Compte rendu de la balade 4×4 du mardi 28 juillet par Romaric
Mardi 28 juillet, une très belle balade était programmée dans le massif Vailhannais. Malheureusement… tout ne s’est pas exactement déroulé comme prévu.
Tout avait pourtant commencé sous les meilleurs auspices, à un léger détail près : le réveil de Romaric, qui, fidèle à sa réputation, semble avoir une relation toute personnelle avec la ponctualité. Après ce départ quelque peu différé, une équipe de sept aventuriers prenait enfin la route à bord de quatre véhicules : trois dignes représentants de l’écurie Thoulouze et l’équipage Decobert, installé dans son superbe Jeep Wrangler de 1992.
Mais très vite, la grande tradition des véhicules anciens nous a rappelé une vérité fondamentale : une sortie réussie est une sortie où l’on ouvre au moins une fois la caisse à outils.
Après seulement quelques kilomètres, la vaillante Volkswagen 181 décida qu’elle avait suffisamment roulé… et tomba en panne d’essence. Le convoi tout entier fut immobilisé le temps d’un ravitaillement improvisé, avant qu’il ne faille tracter la belle allemande sur quelques mètres afin que le fameux bidule des vis platinées truc-machin accepte enfin de reprendre du service.
Hélas, cette trêve mécanique ne dura que quelques kilomètres. À quelques centaines de mètres seulement de notre lieu de pique-nique, le même bidule des vis platinées, bordel de flûte, décida une nouvelle fois d’exprimer son désaccord avec notre programme de la journée.
La décision fut alors prise de remorquer la 181 jusqu’au parking du restaurant étoilé Aponème (classé 3 pistons dans le prestigieux Guide Decobert & Thoulouze 2026), où le fier destrier fut abandonné, dans l’attente de son extraction par les services techniques spécialisés (comprenez : le garagiste).
Le reste de la troupe poursuivit néanmoins sa route sans autre incident jusqu’au magnifique barrage des Olivettes, où le pique-nique put enfin débuter. Nous dégustions tranquillement notre repas au milieu des vacanciers, probablement ravis de contempler nos nobles véhicules thermiques embellir leur horizon, lorsqu’une escadrille de la maréchaussée fit son apparition.
Pendant quelques instants, chacun s’imagina déjà au cœur d’une vaste opération anti-banditisme.
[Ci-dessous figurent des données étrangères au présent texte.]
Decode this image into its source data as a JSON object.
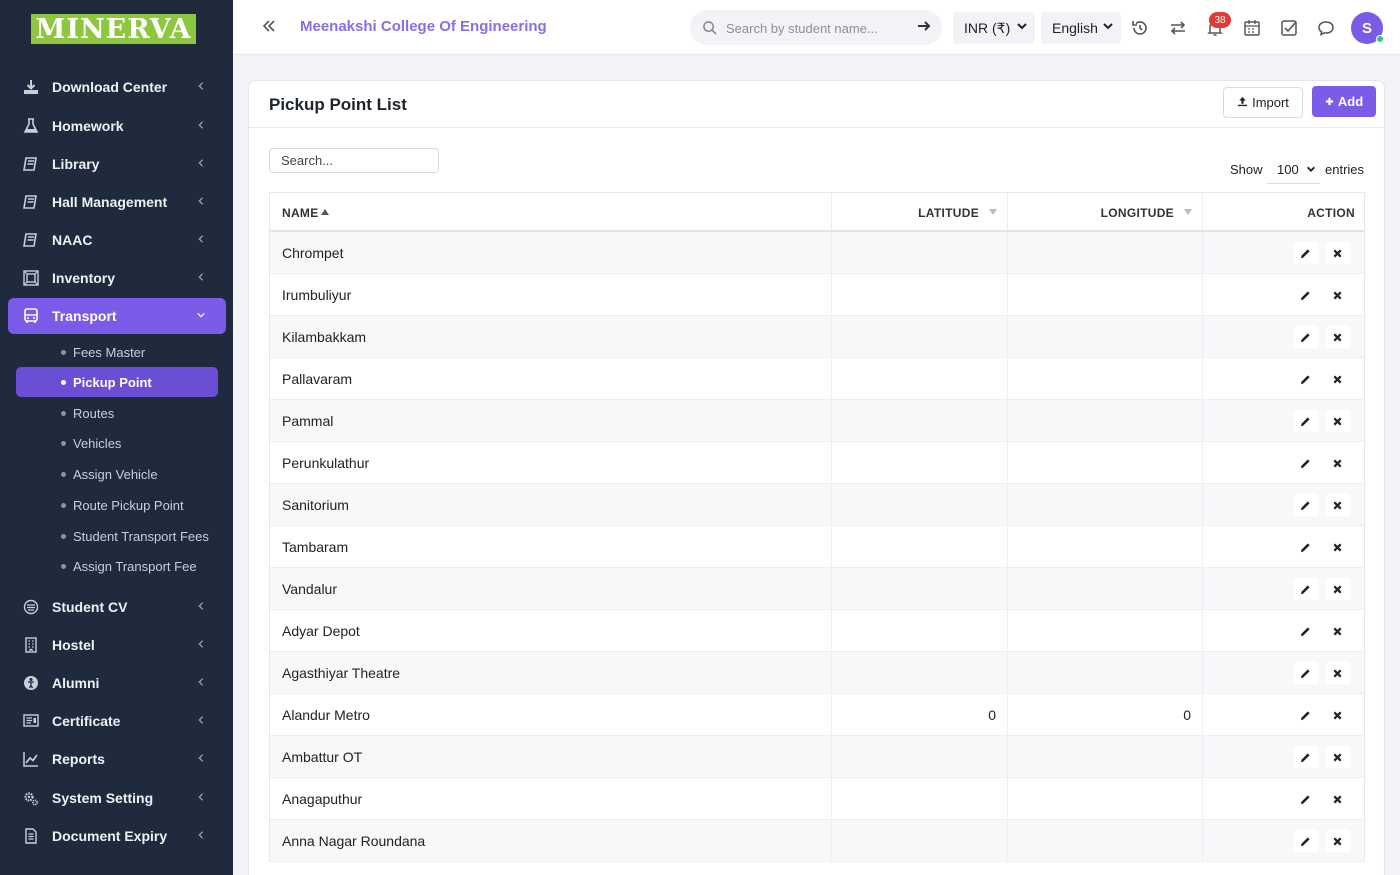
{
  "logo_text": "MINERVA",
  "sidebar": {
    "items": [
      {
        "label": "Download Center",
        "icon": "download-icon"
      },
      {
        "label": "Homework",
        "icon": "flask-icon"
      },
      {
        "label": "Library",
        "icon": "book-icon"
      },
      {
        "label": "Hall Management",
        "icon": "book-icon"
      },
      {
        "label": "NAAC",
        "icon": "book-icon"
      },
      {
        "label": "Inventory",
        "icon": "inventory-icon"
      },
      {
        "label": "Transport",
        "icon": "bus-icon",
        "active": true
      },
      {
        "label": "Student CV",
        "icon": "cv-icon"
      },
      {
        "label": "Hostel",
        "icon": "building-icon"
      },
      {
        "label": "Alumni",
        "icon": "alumni-icon"
      },
      {
        "label": "Certificate",
        "icon": "certificate-icon"
      },
      {
        "label": "Reports",
        "icon": "chart-line-icon"
      },
      {
        "label": "System Setting",
        "icon": "gears-icon"
      },
      {
        "label": "Document Expiry",
        "icon": "document-icon"
      }
    ],
    "transport_sub": [
      {
        "label": "Fees Master"
      },
      {
        "label": "Pickup Point",
        "active": true
      },
      {
        "label": "Routes"
      },
      {
        "label": "Vehicles"
      },
      {
        "label": "Assign Vehicle"
      },
      {
        "label": "Route Pickup Point"
      },
      {
        "label": "Student Transport Fees"
      },
      {
        "label": "Assign Transport Fee"
      }
    ]
  },
  "header": {
    "college_name": "Meenakshi College Of Engineering",
    "search_placeholder": "Search by student name...",
    "currency": "INR (₹)",
    "language": "English",
    "notification_count": "38",
    "avatar_initial": "S"
  },
  "page": {
    "title": "Pickup Point List",
    "import_label": "Import",
    "add_label": "Add",
    "search_placeholder": "Search...",
    "show_label": "Show",
    "entries_value": "100",
    "entries_label": "entries"
  },
  "table": {
    "columns": [
      "NAME",
      "LATITUDE",
      "LONGITUDE",
      "ACTION"
    ],
    "rows": [
      {
        "name": "Chrompet",
        "lat": "",
        "lng": ""
      },
      {
        "name": "Irumbuliyur",
        "lat": "",
        "lng": ""
      },
      {
        "name": "Kilambakkam",
        "lat": "",
        "lng": ""
      },
      {
        "name": "Pallavaram",
        "lat": "",
        "lng": ""
      },
      {
        "name": "Pammal",
        "lat": "",
        "lng": ""
      },
      {
        "name": "Perunkulathur",
        "lat": "",
        "lng": ""
      },
      {
        "name": "Sanitorium",
        "lat": "",
        "lng": ""
      },
      {
        "name": "Tambaram",
        "lat": "",
        "lng": ""
      },
      {
        "name": "Vandalur",
        "lat": "",
        "lng": ""
      },
      {
        "name": "Adyar Depot",
        "lat": "",
        "lng": ""
      },
      {
        "name": "Agasthiyar Theatre",
        "lat": "",
        "lng": ""
      },
      {
        "name": "Alandur Metro",
        "lat": "0",
        "lng": "0"
      },
      {
        "name": "Ambattur OT",
        "lat": "",
        "lng": ""
      },
      {
        "name": "Anagaputhur",
        "lat": "",
        "lng": ""
      },
      {
        "name": "Anna Nagar Roundana",
        "lat": "",
        "lng": ""
      }
    ]
  },
  "colors": {
    "accent": "#7b5ce8",
    "sidebar_bg": "#1f2b3d",
    "logo_bg": "#8dc63f",
    "badge": "#e53935"
  }
}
François “L’Oreillette”, Emmanuel “Pergola” et Thierry “Le Doc'” jugèrent préférable d’adopter un profil particulièrement discret, allant même jusqu’à trier méticuleusement leurs déchets afin de ne pas alourdir leur dossier judiciaire.
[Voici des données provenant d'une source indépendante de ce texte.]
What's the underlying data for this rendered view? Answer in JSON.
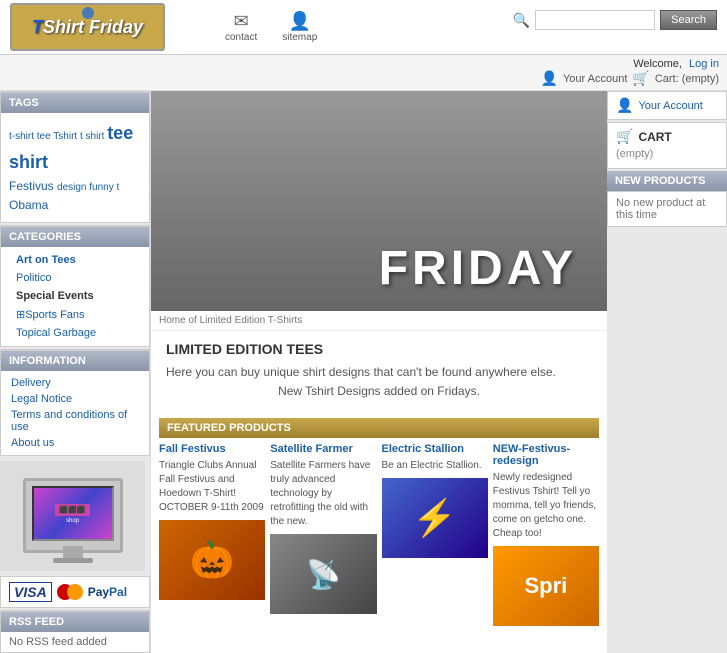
{
  "header": {
    "logo_text": "TShirt Friday",
    "logo_t": "T",
    "logo_shirt": "Shirt",
    "logo_friday": "Friday",
    "nav": [
      {
        "id": "contact",
        "label": "contact",
        "icon": "✉"
      },
      {
        "id": "sitemap",
        "label": "sitemap",
        "icon": "👤"
      }
    ],
    "search_placeholder": "",
    "search_button": "Search",
    "welcome_text": "Welcome,",
    "login_label": "Log in"
  },
  "right_sidebar": {
    "account_icon": "👤",
    "account_label": "Your Account",
    "cart_label": "CART",
    "cart_icon": "🛒",
    "cart_status": "(empty)",
    "new_products_header": "NEW PRODUCTS",
    "new_products_text": "No new product at this time"
  },
  "sidebar": {
    "tags_header": "TAGS",
    "tags": [
      {
        "text": "t-shirt",
        "size": "small"
      },
      {
        "text": "tee",
        "size": "small"
      },
      {
        "text": "Tshirt",
        "size": "small"
      },
      {
        "text": "t shirt",
        "size": "small"
      },
      {
        "text": "tee shirt",
        "size": "large"
      },
      {
        "text": "Festivus",
        "size": "medium"
      },
      {
        "text": "design",
        "size": "small"
      },
      {
        "text": "funny",
        "size": "small"
      },
      {
        "text": "t",
        "size": "small"
      },
      {
        "text": "Obama",
        "size": "medium"
      }
    ],
    "categories_header": "CATEGORIES",
    "categories": [
      {
        "label": "Art on Tees",
        "bold": true
      },
      {
        "label": "Politico",
        "bold": false
      },
      {
        "label": "Special Events",
        "bold": true
      },
      {
        "label": "⊞Sports Fans",
        "bold": false
      },
      {
        "label": "Topical Garbage",
        "bold": false
      }
    ],
    "info_header": "INFORMATION",
    "info_items": [
      "Delivery",
      "Legal Notice",
      "Terms and conditions of use",
      "About us"
    ],
    "rss_header": "RSS FEED",
    "rss_text": "No RSS feed added"
  },
  "main": {
    "home_text": "Home of Limited Edition T-Shirts",
    "limited_title": "LIMITED EDITION TEES",
    "limited_desc": "Here you can buy unique shirt designs that can't be found anywhere else.",
    "new_designs_text": "New Tshirt Designs added on Fridays.",
    "featured_header": "FEATURED PRODUCTS",
    "products": [
      {
        "name": "Fall Festivus",
        "desc": "Triangle Clubs Annual Fall Festivus and Hoedown T-Shirt! OCTOBER 9-11th 2009",
        "img_class": "product-img-fall",
        "img_text": "🎃"
      },
      {
        "name": "Satellite Farmer",
        "desc": "Satellite Farmers have truly advanced technology by retrofitting the old with the new.",
        "img_class": "product-img-satellite",
        "img_text": "📡"
      },
      {
        "name": "Electric Stallion",
        "desc": "Be an Electric Stallion.",
        "img_class": "product-img-electric",
        "img_text": "⚡"
      },
      {
        "name": "NEW-Festivus-redesign",
        "desc": "Newly redesigned Festivus Tshirt! Tell yo momma, tell yo friends, come on getcho one. Cheap too!",
        "img_class": "product-img-festivus",
        "img_text": "Spri"
      }
    ]
  }
}
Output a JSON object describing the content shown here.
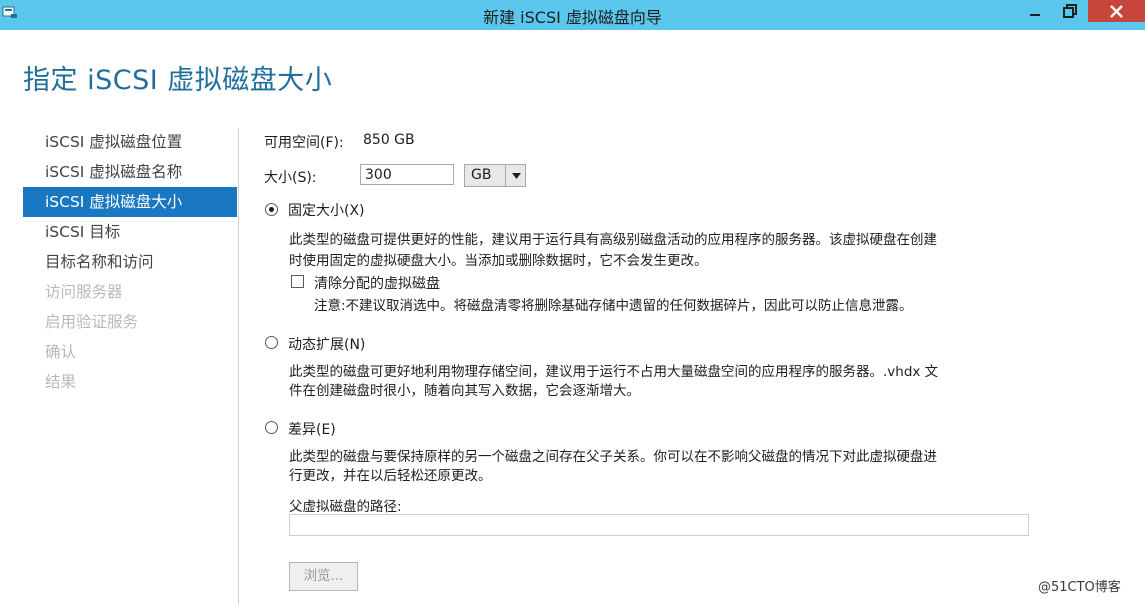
{
  "window": {
    "title": "新建 iSCSI 虚拟磁盘向导",
    "accent": "#5bc7ec",
    "close_color": "#c7463b",
    "buttons": [
      "minimize-icon",
      "restore-icon",
      "close-icon"
    ]
  },
  "page_title": "指定 iSCSI 虚拟磁盘大小",
  "nav": {
    "items": [
      {
        "label": "iSCSI 虚拟磁盘位置",
        "state": "done"
      },
      {
        "label": "iSCSI 虚拟磁盘名称",
        "state": "done"
      },
      {
        "label": "iSCSI 虚拟磁盘大小",
        "state": "selected"
      },
      {
        "label": "iSCSI 目标",
        "state": "enabled"
      },
      {
        "label": "目标名称和访问",
        "state": "enabled"
      },
      {
        "label": "访问服务器",
        "state": "disabled"
      },
      {
        "label": "启用验证服务",
        "state": "disabled"
      },
      {
        "label": "确认",
        "state": "disabled"
      },
      {
        "label": "结果",
        "state": "disabled"
      }
    ],
    "selected_color": "#1a78c2"
  },
  "form": {
    "free_space_label": "可用空间(F):",
    "free_space_value": "850 GB",
    "size_label": "大小(S):",
    "size_value": "300",
    "unit_value": "GB",
    "fixed": {
      "label": "固定大小(X)",
      "checked": true,
      "desc_line1": "此类型的磁盘可提供更好的性能，建议用于运行具有高级别磁盘活动的应用程序的服务器。该虚拟硬盘在创建",
      "desc_line2": "时使用固定的虚拟硬盘大小。当添加或删除数据时，它不会发生更改。",
      "clear_label": "清除分配的虚拟磁盘",
      "clear_checked": false,
      "note": "注意:不建议取消选中。将磁盘清零将删除基础存储中遗留的任何数据碎片，因此可以防止信息泄露。"
    },
    "dynamic": {
      "label": "动态扩展(N)",
      "checked": false,
      "desc_line1": "此类型的磁盘可更好地利用物理存储空间，建议用于运行不占用大量磁盘空间的应用程序的服务器。.vhdx 文",
      "desc_line2": "件在创建磁盘时很小，随着向其写入数据，它会逐渐增大。"
    },
    "differencing": {
      "label": "差异(E)",
      "checked": false,
      "desc_line1": "此类型的磁盘与要保持原样的另一个磁盘之间存在父子关系。你可以在不影响父磁盘的情况下对此虚拟硬盘进",
      "desc_line2": "行更改，并在以后轻松还原更改。",
      "parent_path_label": "父虚拟磁盘的路径:",
      "parent_path_value": "",
      "browse_label": "浏览..."
    }
  },
  "watermark": "@51CTO博客"
}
Les fins limiers nous rassurèrent rapidement : leur présence n’avait rien à voir avec notre réputation sulfureuse. Leur mission consistait simplement à empêcher les véhicules de pénétrer dans le massif, la circulation y étant exceptionnellement interdite en raison du risque élevé d’incendie.
Si quelques idées furent immédiatement avancées pour contourner l’interdiction avec plus ou moins de créativité, Le Doc’, dans un rare moment de sagesse unanimement salué, rappela qu’il serait peut-être judicieux d’éviter de faire une énorme bêtise parfaitement inutile.
Excellente décision.
Le programme fut donc entièrement revu et nous partîmes faire le tour du lac du Salagou, en passant par le spectaculaire cirque de Mourèze, au milieu de paysages toujours aussi magnifiques.
À Mourèze, Emmanuel et Romaric se livrèrent à une démonstration de rodéo improvisé dans les dunes.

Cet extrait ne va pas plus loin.